Technical Selection of. net crawler frameworks and. net crawler frameworks

Source: Internet
Author: User

Technical Selection of. net crawler frameworks and. net crawler frameworks

I personally think that the crawler framework is divided into the crawling framework and the analysis framework.

1) capture the frame

. Net does not seem to be good on the market. There are two options: 1. light type and 2. Heavy Type.

1. the lightweight model allows you to customize some special functions or plug-in switches. High overall performance and fast speed.

Webclient, httprequest, and httpclient. Or write it directly through socket!

2. heavy-weight browsers can be used in the basic mode, which is more foolish and basically blocks anti-crawler mechanisms.

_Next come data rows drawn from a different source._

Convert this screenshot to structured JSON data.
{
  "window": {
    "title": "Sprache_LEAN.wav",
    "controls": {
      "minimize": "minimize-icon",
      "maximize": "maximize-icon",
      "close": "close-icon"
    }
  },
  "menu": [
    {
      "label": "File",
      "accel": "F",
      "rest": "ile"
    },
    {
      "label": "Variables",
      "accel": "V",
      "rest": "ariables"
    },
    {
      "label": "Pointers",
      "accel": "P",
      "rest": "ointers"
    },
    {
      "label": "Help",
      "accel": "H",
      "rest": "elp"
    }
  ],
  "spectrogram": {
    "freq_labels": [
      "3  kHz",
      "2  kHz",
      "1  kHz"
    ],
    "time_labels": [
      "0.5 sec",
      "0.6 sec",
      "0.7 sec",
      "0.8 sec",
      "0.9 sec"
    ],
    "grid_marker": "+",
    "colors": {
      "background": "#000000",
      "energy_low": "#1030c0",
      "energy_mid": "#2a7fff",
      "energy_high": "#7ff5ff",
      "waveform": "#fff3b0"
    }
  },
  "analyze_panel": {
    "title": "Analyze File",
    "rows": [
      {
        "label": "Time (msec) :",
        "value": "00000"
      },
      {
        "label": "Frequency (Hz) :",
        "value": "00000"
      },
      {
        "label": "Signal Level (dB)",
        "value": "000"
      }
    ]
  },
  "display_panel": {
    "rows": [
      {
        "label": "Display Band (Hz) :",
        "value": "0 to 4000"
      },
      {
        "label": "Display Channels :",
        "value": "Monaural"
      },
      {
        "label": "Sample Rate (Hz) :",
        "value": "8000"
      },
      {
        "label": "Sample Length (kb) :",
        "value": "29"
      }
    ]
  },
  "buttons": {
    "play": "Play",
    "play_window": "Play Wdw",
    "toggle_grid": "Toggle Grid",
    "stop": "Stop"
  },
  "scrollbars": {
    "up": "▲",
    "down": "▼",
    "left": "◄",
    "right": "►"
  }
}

For example, webbrower or other. net frameworks encapsulated by the webkit browser kernel.


Special capture functions include: cookie support (default), 301 automatic jump, https default support, gzip compression and Other Default support, automatic identification of encoding in multiple ways, default simulation of browser header, simulate css and js execution.

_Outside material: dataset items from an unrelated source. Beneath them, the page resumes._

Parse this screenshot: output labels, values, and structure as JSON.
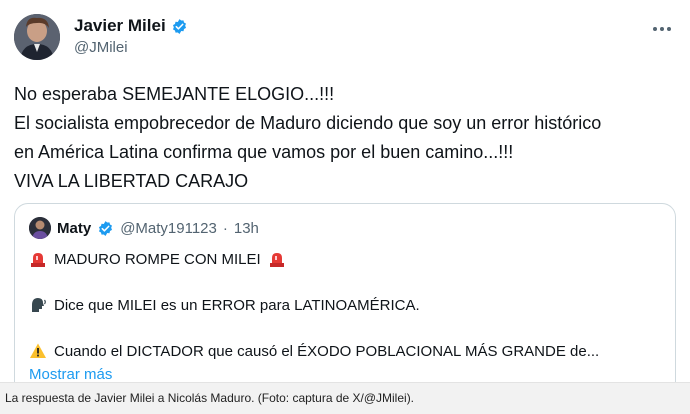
{
  "author": {
    "name": "Javier Milei",
    "handle": "@JMilei"
  },
  "menu_icon": "more-icon",
  "tweet_lines": [
    "No esperaba SEMEJANTE ELOGIO...!!!",
    "El socialista empobrecedor de Maduro diciendo que soy un error histórico",
    "en América Latina confirma que vamos por el buen camino...!!!",
    "VIVA LA LIBERTAD CARAJO"
  ],
  "quote": {
    "name": "Maty",
    "handle": "@Maty191123",
    "separator": "·",
    "time": "13h",
    "line1": "MADURO ROMPE CON MILEI",
    "line2": "Dice que MILEI es un ERROR para LATINOAMÉRICA.",
    "line3": "Cuando el DICTADOR que causó el ÉXODO POBLACIONAL MÁS GRANDE de...",
    "show_more": "Mostrar más"
  },
  "caption": "La respuesta de Javier Milei a Nicolás Maduro. (Foto: captura de X/@JMilei).",
  "colors": {
    "verified": "#1d9bf0",
    "link": "#1d9bf0",
    "text": "#0f1419",
    "muted": "#536471"
  }
}
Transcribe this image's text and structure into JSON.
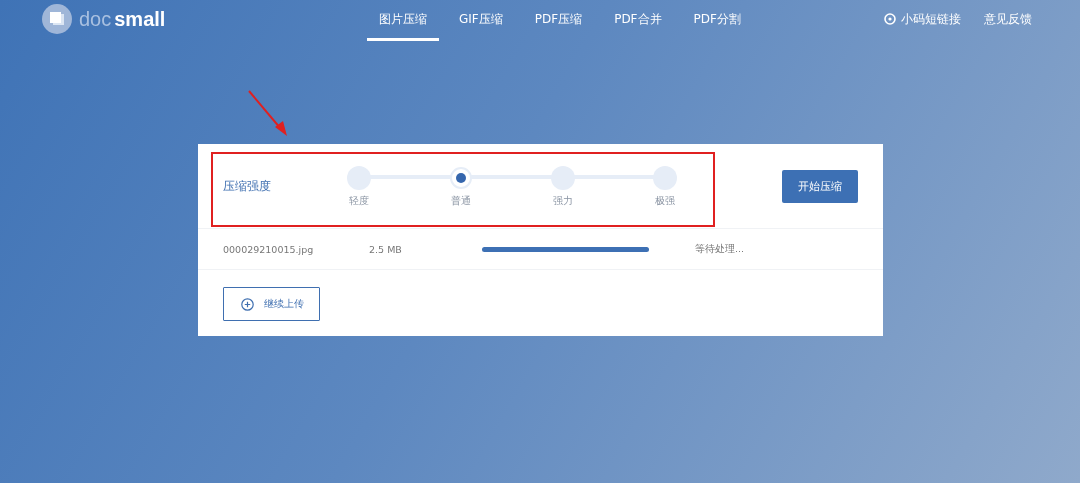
{
  "header": {
    "logo": {
      "light": "doc",
      "bold": "small"
    },
    "nav": [
      {
        "label": "图片压缩",
        "selected": true
      },
      {
        "label": "GIF压缩",
        "selected": false
      },
      {
        "label": "PDF压缩",
        "selected": false
      },
      {
        "label": "PDF合并",
        "selected": false
      },
      {
        "label": "PDF分割",
        "selected": false
      }
    ],
    "links": [
      {
        "label": "小码短链接",
        "kind": "icon"
      },
      {
        "label": "意见反馈",
        "kind": "plain"
      }
    ]
  },
  "panel": {
    "strength_label": "压缩强度",
    "levels": [
      {
        "label": "轻度",
        "selected": false
      },
      {
        "label": "普通",
        "selected": true
      },
      {
        "label": "强力",
        "selected": false
      },
      {
        "label": "极强",
        "selected": false
      }
    ],
    "start_button": "开始压缩",
    "files": [
      {
        "name": "000029210015.jpg",
        "size": "2.5 MB",
        "level": 1,
        "status": "等待处理..."
      }
    ],
    "upload_button": "继续上传"
  }
}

Of course, the more powerful the function, the worse the performance, but the more powerful the ability to adapt to various situations (Anti-crawler capability), the light type and heavy type adapt to different crawling scenarios.


Technical options:

HttpHelper)

ScrapingBrowser in scrapysharp

. Net HttpWebRequest in simple Encapsulation

. Net webclient in simple Encapsulation


2) Analysis Framework

Old technology: Regular Expressions

New Methods: scrapysharp, HtmlAgilityPack, CsQuery, and so on (many more)

Scrapysharp: extended from HtmlAgilityPack, which is very easy to use. (Supports css selector for quick start)

Http://www.cnblogs.com/arxive/p/7075306.html

 

HtmlAgilityPack: it is easy to use, but some algorithms must be processed when used. (Quick Start With xpath is supported)

Baidu, there are a lot of materials.

 

CsQuery: it seems that there is a bug in Chinese support. Chinese characters are garbled during html retrieval, and I don't know why. (Jq is supported for quick start)

Https://github.com/jamietre/CsQuery

 

Related Article

Contact Us

The content source of this page is from Internet, which doesn't represent Alibaba Cloud's opinion; products and services mentioned on that page don't have any relationship with Alibaba Cloud. If the content of the page makes you feel confusing, please write us an email, we will handle the problem within 5 days after receiving your email.

If you find any instances of plagiarism from the community, please send an email to: info-contact@alibabacloud.com and provide relevant evidence. A staff member will contact you within 5 working days.

A Free Trial That Lets You Build Big!

Start building with 50+ products and up to 12 months usage for Elastic Compute Service

  • Sales Support

    1 on 1 presale consultation

  • After-Sales Support

    24/7 Technical Support 6 Free Tickets per Quarter Faster Response

  • Alibaba Cloud offers highly flexible support services tailored to meet your exact needs.